Dans les médias, c’est un débat de masse, qui se résume à trois personnes et deux politiciens. Dans la vraie vie, c’est un conflit qui touche tout le monde. Voici quelques visages. Ma petite part au débat. La création calme ma frustration.
Michèle, 67 ans.
Michèle, c’est le sourire incarné. Elle fait beaucoup de bénévolats, tout le monde l’adore.
Depuis quelques semaines, Michèle s’inquiète. Des jeunes manifestent. Les politiciens les condamnent et refusent de leur parler. Autour d’elle, ça s’enflamme sur le sujet. Elle écoute de loin, elle prend le temps d’y penser.
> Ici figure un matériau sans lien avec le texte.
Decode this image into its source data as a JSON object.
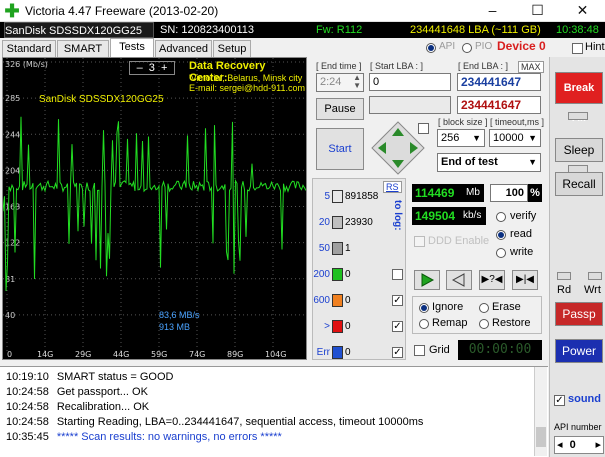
{
  "window": {
    "title": "Victoria 4.47  Freeware (2013-02-20)",
    "minimize": "–",
    "maximize": "☐",
    "close": "✕"
  },
  "infobar": {
    "model": "SanDisk SDSSDX120GG25",
    "serial": "SN: 120823400113",
    "firmware": "Fw: R112",
    "lba": "234441648 LBA (~111 GB)",
    "time": "10:38:48"
  },
  "tabs": [
    "Standard",
    "SMART",
    "Tests",
    "Advanced",
    "Setup"
  ],
  "api_options": [
    "API",
    "PIO"
  ],
  "device_label": "Device 0",
  "hints_label": "Hints",
  "graph": {
    "unit": "326 (Mb/s)",
    "y_ticks": [
      "326",
      "285",
      "244",
      "204",
      "163",
      "122",
      "81",
      "40"
    ],
    "x_ticks": [
      "0",
      "14G",
      "29G",
      "44G",
      "59G",
      "74G",
      "89G",
      "104G"
    ],
    "counter": "3",
    "center_title": "Data Recovery Center:",
    "center_line2": "'Victoria', Belarus, Minsk city",
    "center_email": "E-mail: sergei@hdd-911.com",
    "model_label": "SanDisk SDSSDX120GG25",
    "speed_label": "83,6 MB/s",
    "size_label": "913 MB"
  },
  "controls": {
    "end_time_label": "[ End time ]",
    "end_time_value": "2:24",
    "start_lba_label": "[ Start LBA : ]",
    "start_lba_value": "0",
    "end_lba_label": "[ End LBA : ]",
    "max_label": "MAX",
    "end_lba_value": "234441647",
    "end_lba_current": "234441647",
    "pause_label": "Pause",
    "start_label": "Start",
    "block_size_label": "[ block size ]",
    "block_size_value": "256",
    "timeout_label": "[ timeout,ms ]",
    "timeout_value": "10000",
    "end_of_test": "End of test"
  },
  "blocks": {
    "rs_label": "RS",
    "to_log_label": "to log:",
    "rows": [
      {
        "label": "5",
        "count": "891858",
        "color": "#e8e8e8"
      },
      {
        "label": "20",
        "count": "23930",
        "color": "#c0c0c0"
      },
      {
        "label": "50",
        "count": "1",
        "color": "#a0a0a0"
      },
      {
        "label": "200",
        "count": "0",
        "color": "#20c020"
      },
      {
        "label": "600",
        "count": "0",
        "color": "#f08020"
      },
      {
        "label": ">",
        "count": "0",
        "color": "#e01010"
      },
      {
        "label": "Err",
        "count": "0",
        "color": "#2050d0"
      }
    ]
  },
  "stats": {
    "mb": "114469",
    "mb_unit": "Mb",
    "percent": "100",
    "percent_unit": "%",
    "kbs": "149504",
    "kbs_unit": "kb/s",
    "ddd_enable": "DDD Enable",
    "verify": "verify",
    "read": "read",
    "write": "write"
  },
  "actions": {
    "ignore": "Ignore",
    "erase": "Erase",
    "remap": "Remap",
    "restore": "Restore",
    "grid": "Grid",
    "timer": "00:00:00"
  },
  "side": {
    "break_all": "Break All",
    "sleep": "Sleep",
    "recall": "Recall",
    "rd": "Rd",
    "wrt": "Wrt",
    "passp": "Passp",
    "power": "Power",
    "sound": "sound",
    "api_number_label": "API number",
    "api_number": "0"
  },
  "log": [
    {
      "time": "10:19:10",
      "text": "SMART status = GOOD",
      "color": "#000000"
    },
    {
      "time": "10:24:58",
      "text": "Get passport... OK",
      "color": "#000000"
    },
    {
      "time": "10:24:58",
      "text": "Recalibration... OK",
      "color": "#000000"
    },
    {
      "time": "10:24:58",
      "text": "Starting Reading, LBA=0..234441647, sequential access, timeout 10000ms",
      "color": "#000000"
    },
    {
      "time": "10:35:45",
      "text": "***** Scan results: no warnings, no errors *****",
      "color": "#1a3fcf"
    }
  ],
  "colors": {
    "graph_line": "#22dd22",
    "accent_red": "#d81e1e",
    "info_green": "#22dd22",
    "info_yellow": "#f0f000"
  }
}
Hier, ce qu’elle a vu à la télé lui a fait peur. Des images de violence, du sang, du verre cassé. Des policiers qui matraquaient des étudiants, des étudiants qui criaient et crachaient sur les policiers. Ça ressemblait à une guerre civile, ça n’était pas le Québec qu’elle connaît. Elle a vu Octobre 70. Elle avait 25 ans quand la Loi sur les mesures de guerre est entrée en vigueur. Le couvre-feu. Des gens de sa famille arrêtés chez eux. Pour rien. La peur partout dans les regards. Des bombes. Des morts. Elle ne veut plus jamais revivre ça.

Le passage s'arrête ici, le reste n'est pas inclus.